Lorene Delany-Ullman is a native Californian, and received her MFA in English from the University of California, Irvine. She formerly worked as a technical writer for the Boeing Company and Impulse Research, a public opinion and marketing research firm. Her book of prose poems, Camouflage for the Neighborhood, was the winner of the 2011 Sentence Award, and published by Firewheel Editions in January 2013. In addition, she has most recently published creative nonfiction and poetry in AGNI 74, Cimarron Review, Zócalo Public Square, Platte Valley Review, Naugatuck River Review, Chaparral, and Burnside Review. Her poems have been included in recent anthologies such as Beyond Forgetting: Poetry and Prose about Alzheimer’s Disease (Kent State University Press, 2009) and Alternatives to Surrender (Plain View Press, 2007).
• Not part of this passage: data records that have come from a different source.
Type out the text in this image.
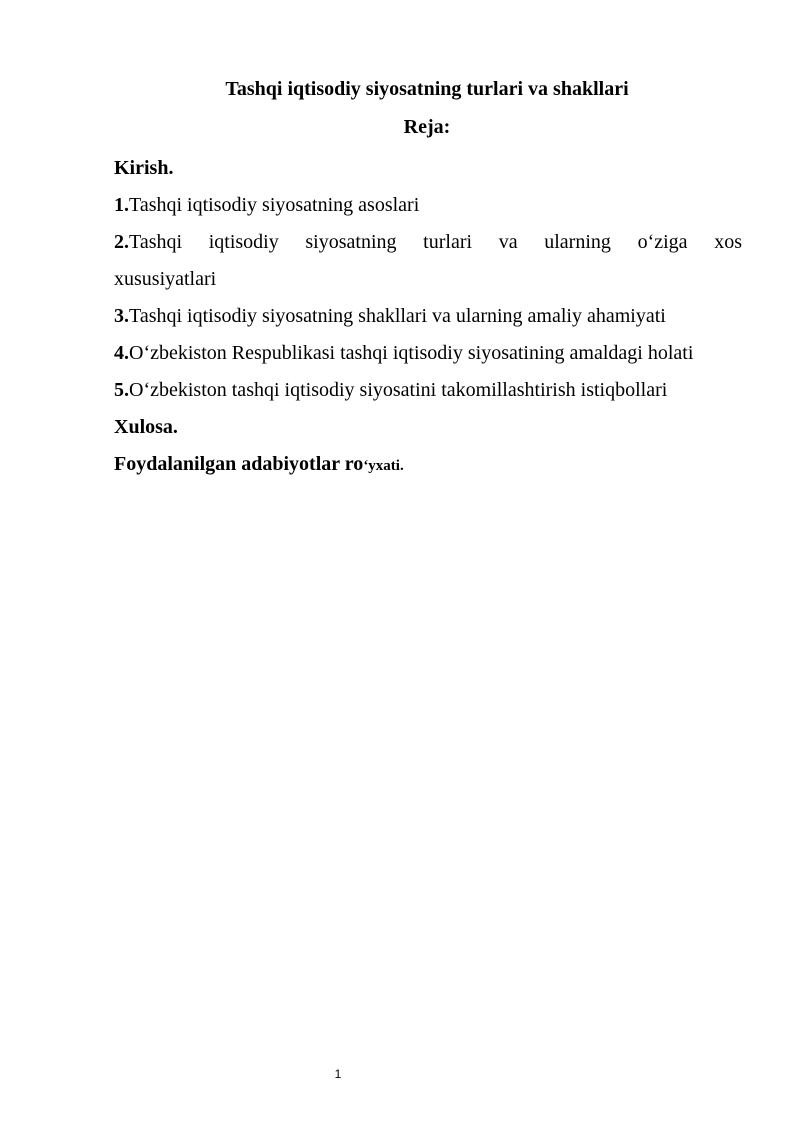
Tashqi iqtisodiy siyosatning turlari va shakllari
Reja:

Kirish.

1.Tashqi iqtisodiy siyosatning asoslari

2.Tashqi iqtisodiy siyosatning turlari va ularning o‘ziga xos
xususiyatlari

3.Tashqi iqtisodiy siyosatning shakllari va ularning amaliy ahamiyati

4.O‘zbekiston Respublikasi tashqi iqtisodiy siyosatining amaldagi holati

5.O‘zbekiston tashqi iqtisodiy siyosatini takomillashtirish istiqbollari

Xulosa.

Foydalanilgan adabiyotlar ro‘yxati.

1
Delany-Ullman received a research grant awarded by the International Center for Writing and Translation at UC Irvine, and has twice attended residencies at the Vermont Studio Center. As one of the founding committee members of the Casa Romantica Reading Series in San Clemente, California, Delany-Ullman helped organize and host monthly poetry and fiction readings for six years. She currently teaches composition at University of California, Irvine.